Goélands dans la tempête - Norvège - 2021

Parfois le familier se fait exceptionnel et nous contemplons, fascinés, ce que nous pensions connaître. Nous cessons alors de voir et commençons à regarder, à imaginer, à comprendre.

Ce matin du 6 Avril a tout d’exceptionnel. Je me tiens sur le pas de la porte, hébété par la fatigue d’une tempête qui ne m’a pas laissé dormir, bousculé par le vent, aveuglé par la neige. Où sont passés les premiers jours du printemps ? Sac sur le dos, jumelles autour du cou, longue-vue sur les épaules, je traverse ce blizzard pour rejoindre l’observatoire. Quatre jours que je compte les oiseaux migrateurs ici à Lista, dans le sud de la Norvège. La mer est à quelques dizaines de mètres devant moi et pourtant je discerne à peine les vagues dont l’écume se mêlent à la neige qui efface tout. -3 degrés, 100 kilomètres heure de rafales : il n’y aura pas d’oiseaux ce matin.

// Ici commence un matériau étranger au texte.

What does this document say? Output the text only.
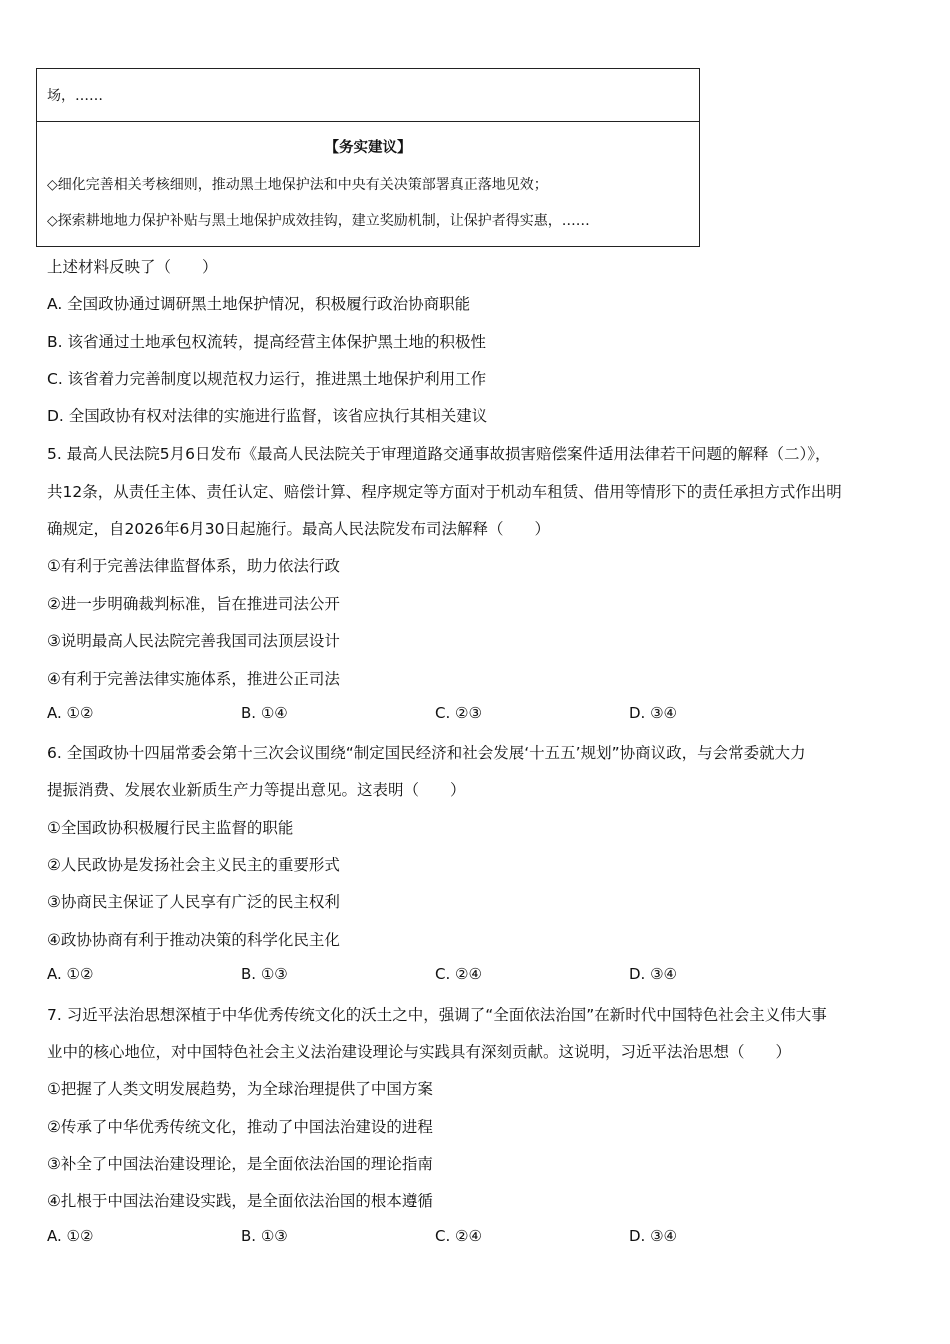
场，……
【务实建议】
◇细化完善相关考核细则，推动黑土地保护法和中央有关决策部署真正落地见效；
◇探索耕地地力保护补贴与黑土地保护成效挂钩，建立奖励机制，让保护者得实惠，……
上述材料反映了（　　）
A. 全国政协通过调研黑土地保护情况，积极履行政治协商职能
B. 该省通过土地承包权流转，提高经营主体保护黑土地的积极性
C. 该省着力完善制度以规范权力运行，推进黑土地保护利用工作
D. 全国政协有权对法律的实施进行监督，该省应执行其相关建议
5. 最高人民法院5月6日发布《最高人民法院关于审理道路交通事故损害赔偿案件适用法律若干问题的解释（二）》，
共12条，从责任主体、责任认定、赔偿计算、程序规定等方面对于机动车租赁、借用等情形下的责任承担方式作出明
确规定，自2026年6月30日起施行。最高人民法院发布司法解释（　　）
①有利于完善法律监督体系，助力依法行政
②进一步明确裁判标准，旨在推进司法公开
③说明最高人民法院完善我国司法顶层设计
④有利于完善法律实施体系，推进公正司法
A. ①②	B. ①④	C. ②③	D. ③④
6. 全国政协十四届常委会第十三次会议围绕“制定国民经济和社会发展‘十五五’规划”协商议政，与会常委就大力
提振消费、发展农业新质生产力等提出意见。这表明（　　）
①全国政协积极履行民主监督的职能
②人民政协是发扬社会主义民主的重要形式
③协商民主保证了人民享有广泛的民主权利
④政协协商有利于推动决策的科学化民主化
A. ①②	B. ①③	C. ②④	D. ③④
7. 习近平法治思想深植于中华优秀传统文化的沃土之中，强调了“全面依法治国”在新时代中国特色社会主义伟大事
业中的核心地位，对中国特色社会主义法治建设理论与实践具有深刻贡献。这说明，习近平法治思想（　　）
①把握了人类文明发展趋势，为全球治理提供了中国方案
②传承了中华优秀传统文化，推动了中国法治建设的进程
③补全了中国法治建设理论，是全面依法治国的理论指南
④扎根于中国法治建设实践，是全面依法治国的根本遵循
A. ①②	B. ①③	C. ②④	D. ③④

Derrière ce mur blanc, pourtant, voici des ombres légères qui apparaissent et disparaissent dans les volutes de neiges. Face au vent, la lutte semble féroce et le combat largement inégal. Les corps sont secoués, les ailes plient sous le vent, les plumes se tordent contre les rafales. La violence de cette lutte laisse imaginer la force de leur détermination. Mètres après mètres, ils progressent vers un nord à dix, à cent, à mille kilomètres de là, et qu’il faut atteindre au plus vite. A la seule force de leurs corps, ces goélands migrent dans la tempête.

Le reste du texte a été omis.